К сожалению, больших ролей — за исключением спектакля «Шум за сценой», на который невозможно было достать билеты, — у Арлазорова в театре не было. Он всегда говорил, что театр — искусство коллективное, результат в нем — дело многих людей, на концерте же он стоит на сцене один, и только от него зависит, что получится — успех или провал. Ян очень страдал из-за того, что в свое время ушел из театра, но его место было на эстраде, где равных ему как не было, так до сих пор и нет. На двух разных концертах один и тот же номер он играл совершенно по-разному, в связи с какой-то неожиданной ситуацией мог на ходу изменить все до неузнаваемости — именно так играли артисты и в его любимом спектакле «Прин­­цесса Турандот».

— Для Яна Майоровича важно было, какая публика находится в зрительном зале?

— Он всегда об этом спрашивал. Есть бородатый анекдот, в котором старый актер спрашивает: «Кто у нас сегодня в зале?». — «Моряки», — отвечали ему. «Ну, тогда читаю сегодня стихотворение «Ленин и печник». Назавтра разговор повторяется: «А кто сегодня в зале?». — «Летчики». — «Значит, придется читать «Ленин и печник». То есть на самом деле альтернативы у актера нет, у Яна же она всегда была. И если я, не дай Бог, не знала, какая у нас сегодня публика, неприятности мне были гарантированы. Как, впрочем, и за многие другие «проступки».

— Ангельское у вас терпение, Людмила Евгеньевна, о тяжелом характере Яна Майоровича до сих пор ходят легенды!

— Мне просто очень нравилось с ним работать. Была я тогда молодой, сил и терпения сколько угодно, но и безответной девочкой для битья меня тоже нельзя назвать — я умела давать отпор, поэтому мы с Яном ссорились, и не один раз. Силы у меня есть и сейчас, вот только заниматься больше некем... После его смерти я довольно долго не могла ни с кем сотрудничать. Сейчас я начальник концертного отдела в Москонцерте, это очень хорошая работа, но, конечно, все равно не то. Находиться рядом с Яном было одновременно и тяжело, и радостно.

 — Арлазоров всегда выглядел очень элегантно. Признайтесь, ваше влияние?

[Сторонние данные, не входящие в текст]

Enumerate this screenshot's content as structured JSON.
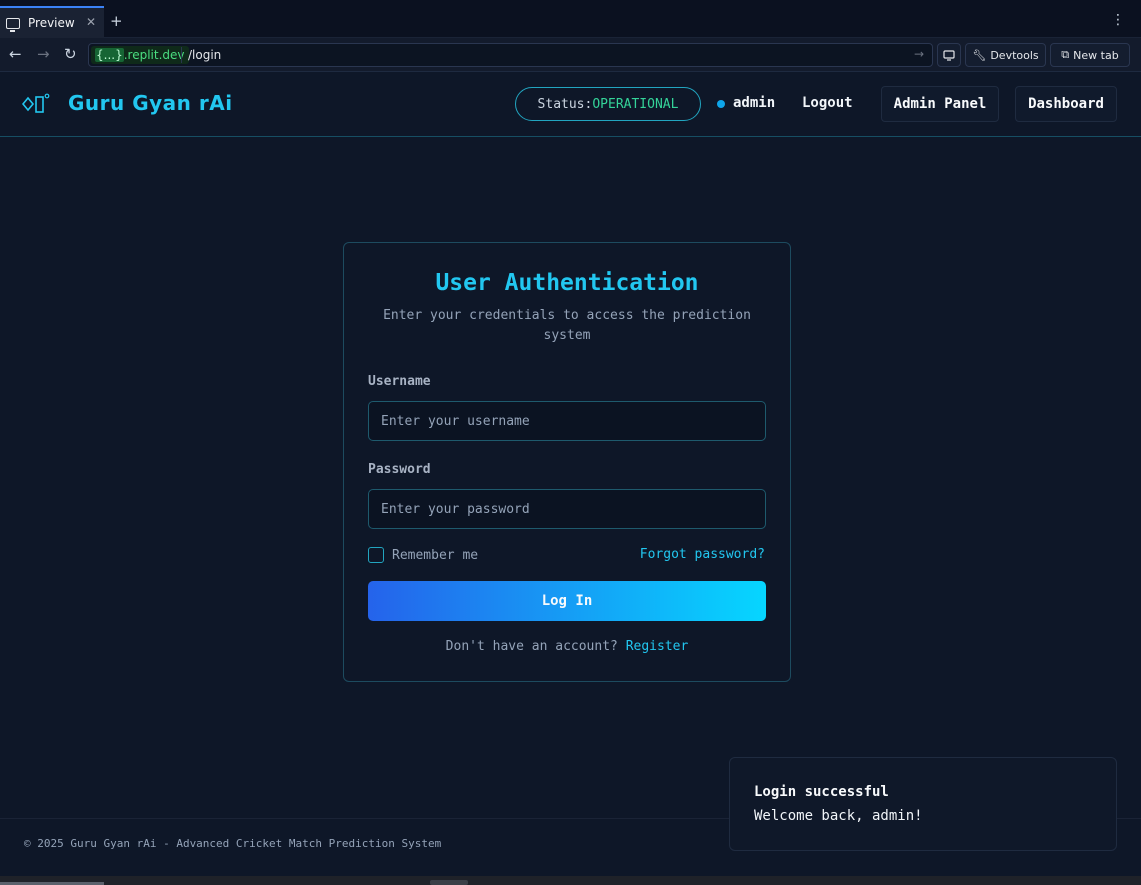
{
  "browser": {
    "tab_title": "Preview",
    "url_host_prefix": "{...}",
    "url_host": ".replit.dev",
    "url_path": "/login",
    "devtools_label": "Devtools",
    "newtab_label": "New tab"
  },
  "header": {
    "brand": "Guru Gyan rAi",
    "status_label": "Status:",
    "status_value": "OPERATIONAL",
    "user": "admin",
    "logout": "Logout",
    "admin_panel": "Admin Panel",
    "dashboard": "Dashboard"
  },
  "login": {
    "title": "User Authentication",
    "subtitle": "Enter your credentials to access the prediction system",
    "username_label": "Username",
    "username_placeholder": "Enter your username",
    "password_label": "Password",
    "password_placeholder": "Enter your password",
    "remember_label": "Remember me",
    "forgot_label": "Forgot password?",
    "submit_label": "Log In",
    "register_prompt": "Don't have an account?",
    "register_label": "Register"
  },
  "footer": {
    "text": "© 2025 Guru Gyan rAi - Advanced Cricket Match Prediction System"
  },
  "toast": {
    "title": "Login successful",
    "message": "Welcome back, admin!"
  },
  "colors": {
    "background": "#0e1728",
    "accent": "#22c7f0",
    "status_ok": "#34d399",
    "button_gradient_start": "#2563eb",
    "button_gradient_end": "#06d6ff"
  }
}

— А как же! Мы очень долго не могли решить, как он должен выглядеть на сцене. Поскольку услугами имиджмейкеров он не хотел пользоваться категорически, мне все приходилось делать самой. В итоге мы интуитивно вышли на черную майку и роскошный белый пиджак, который очень шел к красивым глазам, аристократическим рукам и высокому росту Яна. Но и тут он умудрялся капризничать: майка должна была быть только с круглым вырезом — не дай Бог купить с «уголочком». Сейчас это звучит смешно, но в свое время я выдержала немало серьезных разговоров по такому, казалось бы, пустячному поводу.
Белых пиджаков у нас всегда было два, второй — про запас, на случай, если первый во время съемок гримеры испачкают пудрой или тональным кремом. Вообще, это выражение было любимым у Яна — «про запас» мы возили с собой и вторую пару туфель, и вторую майку.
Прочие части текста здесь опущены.